I believe it’s useful to use a single surrogate key stabilization table for both entities of your source system. By this you avoid the risk of overlapping surrogate keys. An alternative would be for example to use positve numbers for your hierarchy and negative numbers for master data and keep a range empty for your unknown members. I prefer the stabilization table because it’s helpful for known reasons.
In regard to your unknown members of your dimension i use the following concept:
|-1||no leaf information||for measures which match to leaves and have an empty business key|
|-2||unknown leaf information||for measures which match to leaves and have an unknown business key|
|-3||no node information||for measures which match to nodes and have an empty business key|
|-4||unknown leaf information||for measures which match to nodes and have an unknown business key|
Now we need some unknown hierarchy nodes:
|-5||no hierarchy entry||parent node for records outside hierarchy|
|-10||unknown||top node for unknown hierarchy|
All master data records which are not included as a leaf of the hierarchy are included by giving them the parent -5.

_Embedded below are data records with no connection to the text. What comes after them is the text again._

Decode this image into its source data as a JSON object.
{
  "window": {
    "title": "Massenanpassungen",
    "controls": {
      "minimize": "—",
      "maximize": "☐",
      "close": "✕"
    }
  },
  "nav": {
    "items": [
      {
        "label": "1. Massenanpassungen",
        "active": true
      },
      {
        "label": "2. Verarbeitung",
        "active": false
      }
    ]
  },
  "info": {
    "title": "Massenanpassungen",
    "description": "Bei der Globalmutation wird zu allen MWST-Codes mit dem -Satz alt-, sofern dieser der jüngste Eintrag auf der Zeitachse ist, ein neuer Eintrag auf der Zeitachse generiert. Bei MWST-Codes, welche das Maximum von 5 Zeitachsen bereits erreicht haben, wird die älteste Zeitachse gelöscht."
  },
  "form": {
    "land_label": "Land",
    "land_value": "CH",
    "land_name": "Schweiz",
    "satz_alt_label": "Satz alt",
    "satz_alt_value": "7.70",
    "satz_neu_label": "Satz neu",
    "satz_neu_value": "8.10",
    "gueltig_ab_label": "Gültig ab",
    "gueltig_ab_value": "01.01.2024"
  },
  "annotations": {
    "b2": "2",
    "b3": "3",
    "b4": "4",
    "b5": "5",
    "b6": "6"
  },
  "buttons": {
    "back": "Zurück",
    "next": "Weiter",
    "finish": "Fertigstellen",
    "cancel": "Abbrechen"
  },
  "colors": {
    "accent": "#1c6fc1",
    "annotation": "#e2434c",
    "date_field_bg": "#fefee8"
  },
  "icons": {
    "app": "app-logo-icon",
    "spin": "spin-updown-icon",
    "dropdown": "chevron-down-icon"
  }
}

The unknown members -1 to -5 all get the parent -10 as the top-level unknown member.
By this you provide a way to analyse why data relates to the unknown hierarchy.
In addition you guarantee that if a leaf is added to your hierarchy that all measures find their way to their nodes, even if your ETL uses delta mechanisms.
With the help of the -2 and -4 unknown members you have an identifier for all measures which need further processing (early arriving facts).
If your hierarchy changes over time and you use scd1 you have to decide what you do with hierarchy nodes which are not longer included in your structure. In general all leaves which formerly used this node as a parent will have new parents are should get the parent -5. But if you have measures directly related to nodes I would recommend to keep these nodes with their old parent.
I’m looking forward to any comments and ideas.